Nella cucina calda e profumata della casa di montagna, quattro bambini — Martina, Leo, Sofia e Davide — erano impegnatissimi: quel pomeriggio dovevano preparare i biscotti di Natale.
«Prima bisogna misurare la farina!» annunciò Martina, con un grembiule a righe più grande di lei.
Leo, invece, teneva stretta una ciotola piena di burro ammorbidito. «Io lo mescolo! Sono fortissimo!» disse con aria seria, anche se un po’ di burro gli finì sul naso.
Sofia aprì il barattolo dello zucchero che profumava di vaniglia. «Ne serve tanto?» chiese con gli occhi che brillavano.
«Sì, tanto quanto serve per farli buonissimi!» rispose Davide, già pronto con le formine: stelle, alberelli, renne e cuori.
Mescolarono l’impasto tutti insieme, ridendo ogni volta che la farina volava in aria come una piccola nevicata bianca.
«Adesso stendiamo tutto!» disse Leo, e i bambini iniziarono a passarsi il mattarello come fosse uno scettro magico.
Quando l’impasto fu steso, arrivò il momento più divertente: ritagliare i biscotti.
«Guarda, questa renna ha un orecchio enorme!» rise Sofia.
«E questo albero sembra un cactus!» aggiunse Davide.
Una volta pronti, posizionarono i biscotti sulla teglia e la infornarono. In pochi minuti, la cucina si riempì di un profumo delizioso, caldo e burroso, che sapeva di Natale e abbracci.
«Non sono ancora pronti…» mormorò Martina, controllando il forno ogni trenta secondi.
«Secondo me, sì!» disse Leo, che aveva troppa voglia di assaggiarne uno.
Finalmente, il timer suonò.
I bambini tirarono fuori la teglia e rimasero in silenzio, incantati: i biscotti erano dorati, perfetti.
«Adesso li decoriamo!» disse Sofia, tirando fuori glassa colorata e zuccherini.

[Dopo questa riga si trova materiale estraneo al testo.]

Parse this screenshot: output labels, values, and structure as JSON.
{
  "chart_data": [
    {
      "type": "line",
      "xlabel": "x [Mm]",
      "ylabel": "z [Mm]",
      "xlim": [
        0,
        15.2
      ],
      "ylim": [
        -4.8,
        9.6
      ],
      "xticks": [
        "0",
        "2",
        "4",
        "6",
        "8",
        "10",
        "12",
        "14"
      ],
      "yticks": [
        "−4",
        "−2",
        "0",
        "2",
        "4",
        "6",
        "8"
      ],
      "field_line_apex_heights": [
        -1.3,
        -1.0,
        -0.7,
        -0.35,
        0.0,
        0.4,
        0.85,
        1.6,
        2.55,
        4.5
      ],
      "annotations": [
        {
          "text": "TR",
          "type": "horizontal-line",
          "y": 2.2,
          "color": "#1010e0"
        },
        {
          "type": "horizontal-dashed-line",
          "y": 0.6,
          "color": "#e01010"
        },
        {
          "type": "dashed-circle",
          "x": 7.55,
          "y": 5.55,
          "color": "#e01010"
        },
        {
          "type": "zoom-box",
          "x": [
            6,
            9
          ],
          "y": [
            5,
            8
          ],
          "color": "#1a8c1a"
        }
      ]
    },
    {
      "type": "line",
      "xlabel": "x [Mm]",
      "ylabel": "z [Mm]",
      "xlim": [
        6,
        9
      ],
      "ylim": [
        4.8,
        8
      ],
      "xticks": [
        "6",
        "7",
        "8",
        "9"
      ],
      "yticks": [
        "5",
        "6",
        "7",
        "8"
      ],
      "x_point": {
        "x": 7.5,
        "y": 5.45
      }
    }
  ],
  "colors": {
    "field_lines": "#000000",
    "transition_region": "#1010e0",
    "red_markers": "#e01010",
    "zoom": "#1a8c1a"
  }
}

Stelle dorate, renne con gli occhi di cioccolato, alberelli con fiocchi di zucchero… ogni biscotto diventava un piccolo capolavoro.
Quando finirono, Martina sospirò felice. «Non sono soltanto belli… sono pieni di magia.»
Davide annuì. «E la magia si sente di più quando li facciamo insieme.»
E così, mentre fuori la neve cominciava a cadere, i quattro bambini assaggiarono il loro primo biscotto di Natale, convinti che fosse il più buono che avessero mai preparato.